Text in Anlehnung an WIRTH & DÜLL 2000, WIRTH & KIRSCHBAUM 2024

Bild 1 - Cladonia digitata, BM, 800x.jpg
Bild 1Cladonia macilenta am Stammfuß einer Waldkiefer. Podetien mit scharlachroten Apothecien und großen, bis 5 mm breiten Grundschuppen. Foto: Bernd Miggel.

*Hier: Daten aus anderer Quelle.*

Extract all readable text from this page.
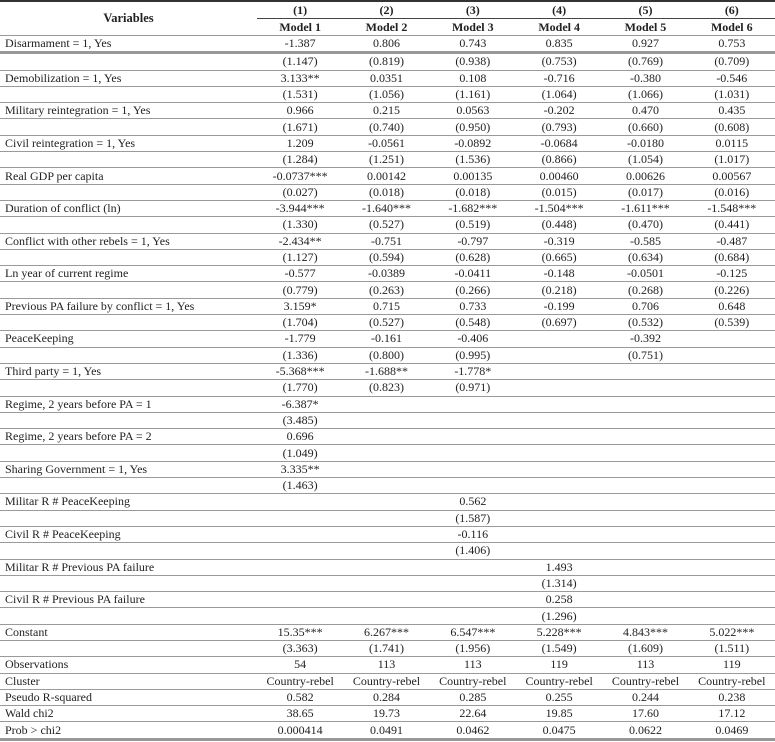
Variables	(1)	(2)	(3)	(4)	(5)	(6)
	Model 1	Model 2	Model 3	Model 4	Model 5	Model 6
Disarmament = 1, Yes	-1.387	0.806	0.743	0.835	0.927	0.753
	(1.147)	(0.819)	(0.938)	(0.753)	(0.769)	(0.709)
Demobilization = 1, Yes	3.133**	0.0351	0.108	-0.716	-0.380	-0.546
	(1.531)	(1.056)	(1.161)	(1.064)	(1.066)	(1.031)
Military reintegration = 1, Yes	0.966	0.215	0.0563	-0.202	0.470	0.435
	(1.671)	(0.740)	(0.950)	(0.793)	(0.660)	(0.608)
Civil reintegration = 1, Yes	1.209	-0.0561	-0.0892	-0.0684	-0.0180	0.0115
	(1.284)	(1.251)	(1.536)	(0.866)	(1.054)	(1.017)
Real GDP per capita	-0.0737***	0.00142	0.00135	0.00460	0.00626	0.00567
	(0.027)	(0.018)	(0.018)	(0.015)	(0.017)	(0.016)
Duration of conflict (ln)	-3.944***	-1.640***	-1.682***	-1.504***	-1.611***	-1.548***
	(1.330)	(0.527)	(0.519)	(0.448)	(0.470)	(0.441)
Conflict with other rebels = 1, Yes	-2.434**	-0.751	-0.797	-0.319	-0.585	-0.487
	(1.127)	(0.594)	(0.628)	(0.665)	(0.634)	(0.684)
Ln year of current regime	-0.577	-0.0389	-0.0411	-0.148	-0.0501	-0.125
	(0.779)	(0.263)	(0.266)	(0.218)	(0.268)	(0.226)
Previous PA failure by conflict = 1, Yes	3.159*	0.715	0.733	-0.199	0.706	0.648
	(1.704)	(0.527)	(0.548)	(0.697)	(0.532)	(0.539)
PeaceKeeping	-1.779	-0.161	-0.406		-0.392	
	(1.336)	(0.800)	(0.995)		(0.751)	
Third party = 1, Yes	-5.368***	-1.688**	-1.778*			
	(1.770)	(0.823)	(0.971)			
Regime, 2 years before PA = 1	-6.387*					
	(3.485)					
Regime, 2 years before PA = 2	0.696					
	(1.049)					
Sharing Government = 1, Yes	3.335**					
	(1.463)					
Militar R # PeaceKeeping			0.562			
			(1.587)			
Civil R # PeaceKeeping			-0.116			
			(1.406)			
Militar R # Previous PA failure				1.493		
				(1.314)		
Civil R # Previous PA failure				0.258		
				(1.296)		
Constant	15.35***	6.267***	6.547***	5.228***	4.843***	5.022***
	(3.363)	(1.741)	(1.956)	(1.549)	(1.609)	(1.511)
Observations	54	113	113	119	113	119
Cluster	Country-rebel	Country-rebel	Country-rebel	Country-rebel	Country-rebel	Country-rebel
Pseudo R-squared	0.582	0.284	0.285	0.255	0.244	0.238
Wald chi2	38.65	19.73	22.64	19.85	17.60	17.12
Prob > chi2	0.000414	0.0491	0.0462	0.0475	0.0622	0.0469
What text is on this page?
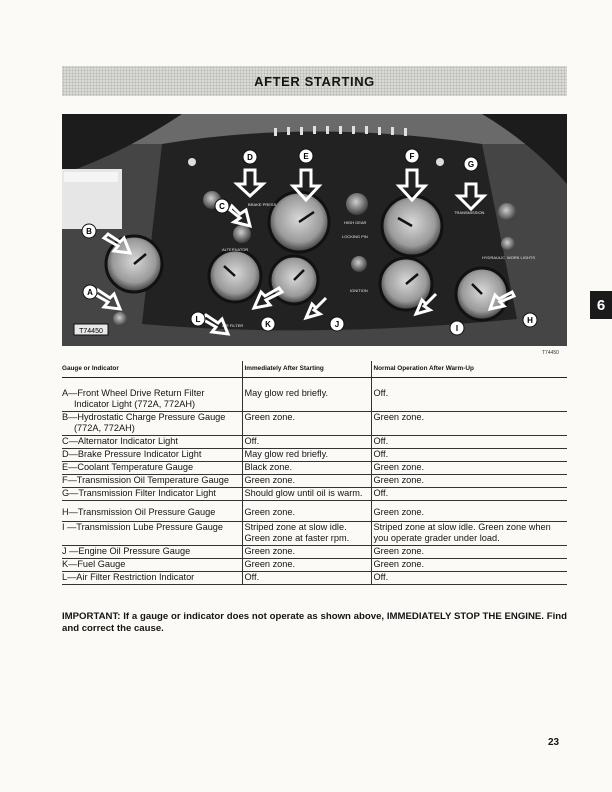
AFTER STARTING
BRAKE PRESS
HIGH GEAR
LOCKING PIN
TRANSMISSION
HYDRAULIC WORK LIGHTS
ALTERNATOR
IGNITION
AIR FILTER
A
B
C
D	E	F
G
H
I
J
K
L
T74450
T74450
6
Gauge or Indicator	Immediately After Starting	Normal Operation After Warm-Up

A—Front Wheel Drive Return Filter Indicator Light (772A, 772AH)	May glow red briefly.	Off.

B—Hydrostatic Charge Pressure Gauge (772A, 772AH)	Green zone.	Green zone.

C—Alternator Indicator Light	Off.	Off.

D—Brake Pressure Indicator Light	May glow red briefly.	Off.

E—Coolant Temperature Gauge	Black zone.	Green zone.

F—Transmission Oil Temperature Gauge	Green zone.	Green zone.

G—Transmission Filter Indicator Light	Should glow until oil is warm.	Off.

H—Transmission Oil Pressure Gauge	Green zone.	Green zone.

I —Transmission Lube Pressure Gauge	Striped zone at slow idle. Green zone at faster rpm.	Striped zone at slow idle. Green zone when you operate grader under load.

J —Engine Oil Pressure Gauge	Green zone.	Green zone.

K—Fuel Gauge	Green zone.	Green zone.

L—Air Filter Restriction Indicator	Off.	Off.
IMPORTANT: If a gauge or indicator does not operate as shown above, IMMEDIATELY STOP THE ENGINE. Find and correct the cause.
23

Einführung, Lebensweise und Verbreitung


Die Schlanke Scharlachflechte (Cladonia macilenta)  gehört gemäß der Roten Liste Flechten Deutschland (2011) zu den ungefährdeten Arten. Sie besiedelt nährstoffarme Mineralböden, Torf, altes Holz oder die Basis alter Bäume. Die Bestimmung dieser Art ist aber nicht immer einfach!
Den hier beschriebene Fund machten wir am 11.4.2024 direkt neben der Stammbasis einer alten Waldkiefer, und zwar im Nordschwarzwald in einem Schonwald auf 720 mN.N. mit saurem, torfhaltigem Boden:
leg.: B. Miggel & L. Hoffmann, det.: M. Guwak

Bild 2 - Cladonia digitata, BM, 800x.jpg
Bild 2Cladonia macilenta: grob-sorediöse Podetien mit kleinen, scharlachroten Apothecien. Foto: Bernd Miggel.

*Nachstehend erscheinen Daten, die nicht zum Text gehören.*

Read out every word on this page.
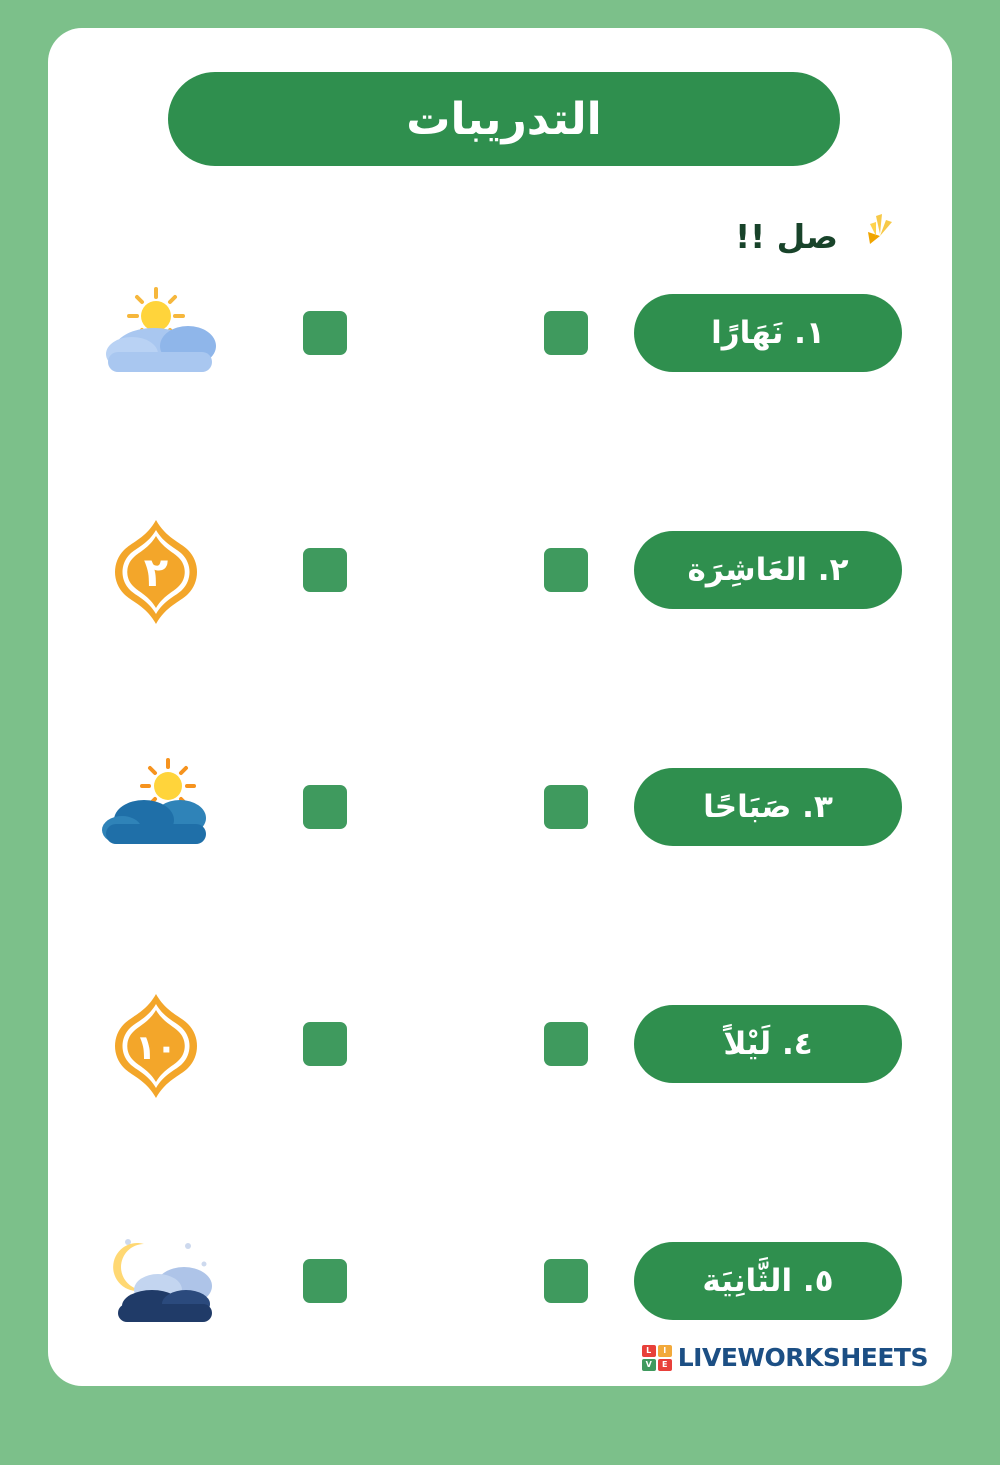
التدريبات
صل !!
١. نَهَارًا
٢. العَاشِرَة
٢
٣. صَبَاحًا
٤. لَيْلاً
١٠
٥. الثَّانِيَة
L	I
V	E LIVEWORKSHEETS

Bild 3 - Cladonia digitata, Liss Hoffmann, 800x.jpg
Bild 3 – Podetien mit kleinen Apothecien und zahlreichen, tief eingeschnittenen und sich überschneidenden Grundschuppen. Foto: Liss Hoffmann.


Morphologische Merkmale des Fundes

Die Schlanke Scharlachflechte besteht aus Apothecien tragenden Säulchen (Podetien) und grundständigen Blättchen (Grundschuppen). Die Podetien sind, bedingt durch die aufgelagerten, grobkörnigen Soredien, grünlichgrau, wobei letztere bis etwa 50-100 µm breit sind. Entfernt man die Soredien, kommt die weiße Eigenfärbung der Podetien zum Vorschein. Von der Form her sind die Podetien stiftförmig, wobei apikal mitunter eine Verzweigung in dünne Ästchen erfolgt (Bild 5). Basal sind die Podetien meist mit Blättchen versehen (Bilder 2 und 3). Becher, auch angedeutete, finden sich nicht. Oben an den Podetien sind vielfach scharlachrote, vorgewölbte Apothecien vorhanden (Bilder 1 und 4). Die Grundschuppen sind deutlich tief eingekerbt,  überlagern einander oftmals und besitzen eine Breite von bis zu 5 mm. Oberseits sind sie grünlichgrau und glatt, unterseits jedoch weiß (Bild 6).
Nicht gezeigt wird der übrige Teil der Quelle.